BiGRU_layer_6 = Bidirectional(GRU(128,
kernel_initializer='glorot_normal', #"We use the Xavier normal initializer [34] for the kernel weights" #Question: Is this parameter the right one? Does kernel weights == kernel_initializer
bias_initializer='zeros', #...with zero-initialized biases"
recurrent_initializer=Orthogonal(gain=1.0, seed=None), # "The initializer for the recurrent states is a random orthogonal matrix" #Going to assume this is the 'initializer for the recurrent state'
return_sequences=True #?
),
input_shape=(512,1024), #Assuming first value == time steps in the paper
merge_mode='concat'#"The stacked bidirectional RNNs share their hidden states, so that the hidden state (ℎ𝑡 𝑙) of a bi-GRU unit in layer l at time t is obtained by concatenating its forward (ℎ𝑡 ⃗⃗⃗ 𝑙 ) and backward (ℎ𝑡⃖⃗⃗𝑙⃗ ) hidden states, which depend on the lower layer l–1 at time t and this layer at time t–1"
#Keras Documentation: merge_mode: Mode by which outputs of the forward and backward RNNs will be combined.
#Maybe I'm mixing one thing for another here.
) #I assume timesteps == samples in this case?
GRU_layer_7 = keras.layers.GRU(1)
model.add(BiGRU_layer_1)
#model.add(Reshape((1024, 4))) This works but shape is 1024 for next layer
#model.add(Reshape((1024, 4), input_shape=(512, 2))) This also works but shape is still 1024 for the next layer
#model.add(Reshape((1024, 4), input_shape=(0.5, 512)))
model.add(BiGRU_layer_2)
model.add(BiGRU_layer_3)
model.add(BiGRU_layer_4)
model.add(BiGRU_layer_5)
model.add(BiGRU_layer_6)
model.add(GRU_layer_7)
#Wav file:
#How does the model take in data?

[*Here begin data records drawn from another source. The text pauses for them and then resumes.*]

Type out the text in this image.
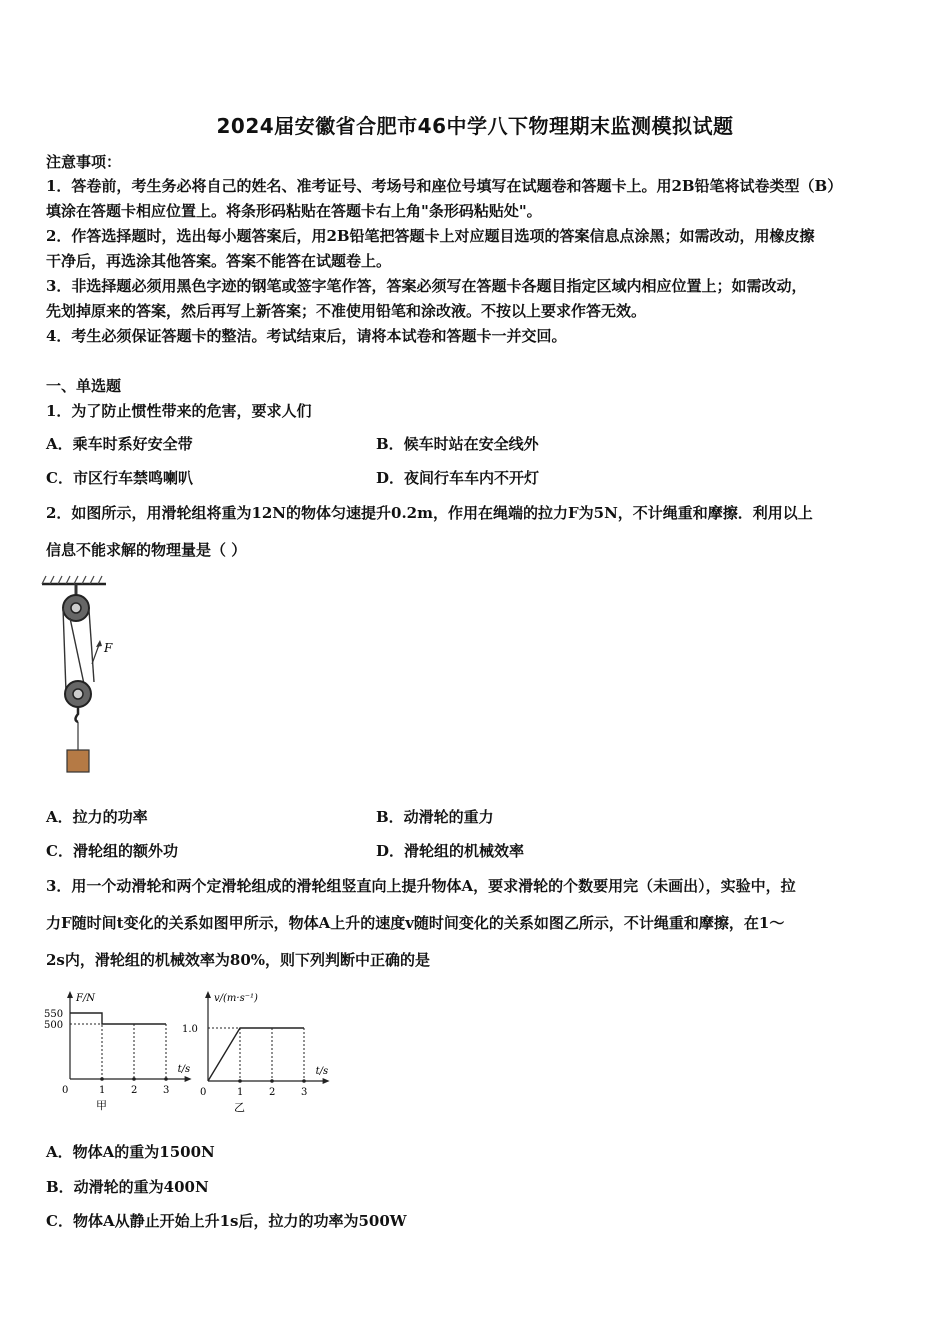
2024届安徽省合肥市46中学八下物理期末监测模拟试题
注意事项：
1．答卷前，考生务必将自己的姓名、准考证号、考场号和座位号填写在试题卷和答题卡上。用2B铅笔将试卷类型（B）
填涂在答题卡相应位置上。将条形码粘贴在答题卡右上角"条形码粘贴处"。
2．作答选择题时，选出每小题答案后，用2B铅笔把答题卡上对应题目选项的答案信息点涂黑；如需改动，用橡皮擦
干净后，再选涂其他答案。答案不能答在试题卷上。
3．非选择题必须用黑色字迹的钢笔或签字笔作答，答案必须写在答题卡各题目指定区域内相应位置上；如需改动，
先划掉原来的答案，然后再写上新答案；不准使用铅笔和涂改液。不按以上要求作答无效。
4．考生必须保证答题卡的整洁。考试结束后，请将本试卷和答题卡一并交回。
一、单选题
1．为了防止惯性带来的危害，要求人们
A．乘车时系好安全带	B．候车时站在安全线外
C．市区行车禁鸣喇叭	D．夜间行车车内不开灯
2．如图所示，用滑轮组将重为12N的物体匀速提升0.2m，作用在绳端的拉力F为5N，不计绳重和摩擦．利用以上
信息不能求解的物理量是（ ）
F
A．拉力的功率	B．动滑轮的重力
C．滑轮组的额外功	D．滑轮组的机械效率
3．用一个动滑轮和两个定滑轮组成的滑轮组竖直向上提升物体A，要求滑轮的个数要用完（未画出），实验中，拉
力F随时间t变化的关系如图甲所示，物体A上升的速度v随时间变化的关系如图乙所示，不计绳重和摩擦，在1～
2s内，滑轮组的机械效率为80%，则下列判断中正确的是
F/N
t/s
0	1	2	3
550
500
甲
v/(m·s⁻¹)
t/s
0	1	2	3
1.0
乙
A．物体A的重为1500N
B．动滑轮的重为400N
C．物体A从静止开始上升1s后，拉力的功率为500W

Does a WAV file have to be reformatted to something?
#I know it's possible read wave files using scipy like so, but would the samples just be fed into the first layer?
from scipy.io import wavfile
import scipy.io
audio = wavfile.read('file.wav')
samplerate = audio[0]
data = audio[1]
#Get the first 100 samples:
data[:100]
def length(audio, number_of_samples=1412):
samplerate, data = audio
if number_of_samples is not None:
return data[:number_of_samples].shape[0] / samplerate
else:
return data.shape[0] / samplerate
#If your wave file is 22kHz, 1412 will give you an approximation of 64 ms (the chunk length they use in their paper):
#length(audio, number_of_samples=1412)
#Will output: 0.06403628117913832
#For 16kHz (the rate they use in their paper):
#length(audio, number_of_samples=1024)
#Will output: 0.064
#To calculate the number of samples you'd need for a particular sample rate:
#milliseconds * sample rate = number of samples
#64 * 44.1 = 2822.4
#So you might round up or down.
#Now the question is, how do you feed in the data, do you just feed in the first 1024 samples, then the next to the first Keras layer?
#Are you just giving it noisy signals or noisy + clean?
#Is that what the 2 units of the first layer are for, or is that the function of the bidirectional RNN?